Ainsi, malgré un dernier plan assez explicite, on sort du film en continuant à s’interroger sur chaque hypothèse et sans être sûr de la réalité, un peu comme cela était le cas avec Total recall. De plus, la force de Verhoeven vient du fait qu’il n’applique pas un traitement trouble qu’envers les suspects mais pour tous les personnages. Ainsi, le héros principal possède également une forte part d’ombre
dû à son passé d’alcoolique qui est sans doute la cause de bavures mortelles qu’il a faites par le passé et qui semble avoir menti sur les conditions de ces dernières (notamment en passant au détecteur de mensonges). On apprend également au fur et à mesure que Nilsen est au courant de choses qu’il n’a pas révélées
. Ils mentent tous plus ou moins. Quand ce n’est pas le cas, ils ne sont pas pour autant lisses. Même Gus, qui est pourtant peut-être le personnage le plus sympathique, a des tendances alcoolique et est capable de tenir des propos racistes pour déculpabiliser son collègue : "On en a bien trop de ses putains de touristes qui polluent notre pays ! Tous ses putains d’envahisseurs, faudrait les renvoyer d’où ils viennent !" (ironique de la part d’un cinéaste qui est également un étranger).
Ses personnages, tous brillamment interprétés, et cet excellent scénario de Joe Eszterhas sont renforcés par l’envoutante musique de Jerry Goldsmith et par la brillante réalisation de Paul Verhoeven maniant parfaitement le suspense (le cinéaste considère d’ailleurs cette œuvre comme étant son film hitchcockien) et créant avec son directeur de la photo, Jan de Bont, de magnifiques mouvements de caméras d’une grande fluidité.
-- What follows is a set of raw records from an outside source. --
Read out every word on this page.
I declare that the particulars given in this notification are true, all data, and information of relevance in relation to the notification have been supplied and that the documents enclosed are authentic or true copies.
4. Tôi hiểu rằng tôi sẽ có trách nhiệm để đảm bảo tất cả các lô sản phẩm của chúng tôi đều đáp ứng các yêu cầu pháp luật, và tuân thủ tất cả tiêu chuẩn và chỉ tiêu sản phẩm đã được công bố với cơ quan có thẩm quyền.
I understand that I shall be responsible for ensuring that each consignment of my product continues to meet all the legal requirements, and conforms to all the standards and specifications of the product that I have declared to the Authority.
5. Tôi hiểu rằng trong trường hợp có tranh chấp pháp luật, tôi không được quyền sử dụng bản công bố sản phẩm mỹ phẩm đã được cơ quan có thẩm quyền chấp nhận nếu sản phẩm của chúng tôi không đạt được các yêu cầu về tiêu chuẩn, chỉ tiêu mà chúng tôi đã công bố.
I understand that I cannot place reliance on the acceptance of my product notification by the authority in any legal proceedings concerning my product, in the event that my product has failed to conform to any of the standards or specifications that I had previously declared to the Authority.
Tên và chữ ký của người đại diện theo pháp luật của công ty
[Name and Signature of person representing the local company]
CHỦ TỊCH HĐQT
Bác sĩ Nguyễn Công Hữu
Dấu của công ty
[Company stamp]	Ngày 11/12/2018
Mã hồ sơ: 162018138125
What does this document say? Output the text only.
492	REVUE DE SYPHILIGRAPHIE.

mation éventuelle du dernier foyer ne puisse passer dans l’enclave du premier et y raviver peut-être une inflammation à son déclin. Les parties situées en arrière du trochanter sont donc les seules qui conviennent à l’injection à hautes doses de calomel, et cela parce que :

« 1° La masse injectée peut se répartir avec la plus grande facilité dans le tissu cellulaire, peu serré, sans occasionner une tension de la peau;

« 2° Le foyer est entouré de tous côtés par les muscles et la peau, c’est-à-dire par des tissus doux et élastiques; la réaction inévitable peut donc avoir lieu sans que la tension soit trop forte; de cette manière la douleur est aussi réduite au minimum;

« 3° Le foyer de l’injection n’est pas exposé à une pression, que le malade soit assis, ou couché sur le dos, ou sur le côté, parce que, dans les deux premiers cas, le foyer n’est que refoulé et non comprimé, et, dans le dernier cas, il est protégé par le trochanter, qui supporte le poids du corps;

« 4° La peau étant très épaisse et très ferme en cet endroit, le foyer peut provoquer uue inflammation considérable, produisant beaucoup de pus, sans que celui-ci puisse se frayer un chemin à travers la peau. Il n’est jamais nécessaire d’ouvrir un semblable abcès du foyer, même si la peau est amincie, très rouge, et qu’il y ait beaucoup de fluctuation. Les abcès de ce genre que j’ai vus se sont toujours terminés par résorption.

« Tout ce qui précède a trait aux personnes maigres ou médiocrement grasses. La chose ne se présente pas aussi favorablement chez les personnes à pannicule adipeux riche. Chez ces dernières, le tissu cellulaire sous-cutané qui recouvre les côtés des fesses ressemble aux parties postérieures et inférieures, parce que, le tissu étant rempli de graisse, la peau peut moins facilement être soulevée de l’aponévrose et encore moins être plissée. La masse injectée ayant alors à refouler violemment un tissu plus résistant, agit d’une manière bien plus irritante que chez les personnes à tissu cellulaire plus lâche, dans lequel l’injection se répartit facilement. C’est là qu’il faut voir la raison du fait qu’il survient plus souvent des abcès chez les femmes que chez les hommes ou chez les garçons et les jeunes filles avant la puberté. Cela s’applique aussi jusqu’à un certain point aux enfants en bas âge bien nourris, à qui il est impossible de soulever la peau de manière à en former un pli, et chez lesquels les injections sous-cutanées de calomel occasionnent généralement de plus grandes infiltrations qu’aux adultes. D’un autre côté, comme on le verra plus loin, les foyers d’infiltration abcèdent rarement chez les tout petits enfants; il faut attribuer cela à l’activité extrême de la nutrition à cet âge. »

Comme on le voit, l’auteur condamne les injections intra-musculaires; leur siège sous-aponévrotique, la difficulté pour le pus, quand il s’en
Avec Basic instinct, Paul Verhoeven signe donc un magnifique polar plein d’ambigüité, de sexe et de suspense qui, grâce à son fort succès commercial, lancera la mode des thrillers érotiques (Sliver toujours avec Sharon Stone, Body avec Madonna ou Color of night avec Bruce Willis et Jane March) qui n’arriveront jamais à l’égaler malgré quelques rares très bons films (J.F. partagerait appartement de Barbet Schroeder ou Sexcrimes de John McNaughton).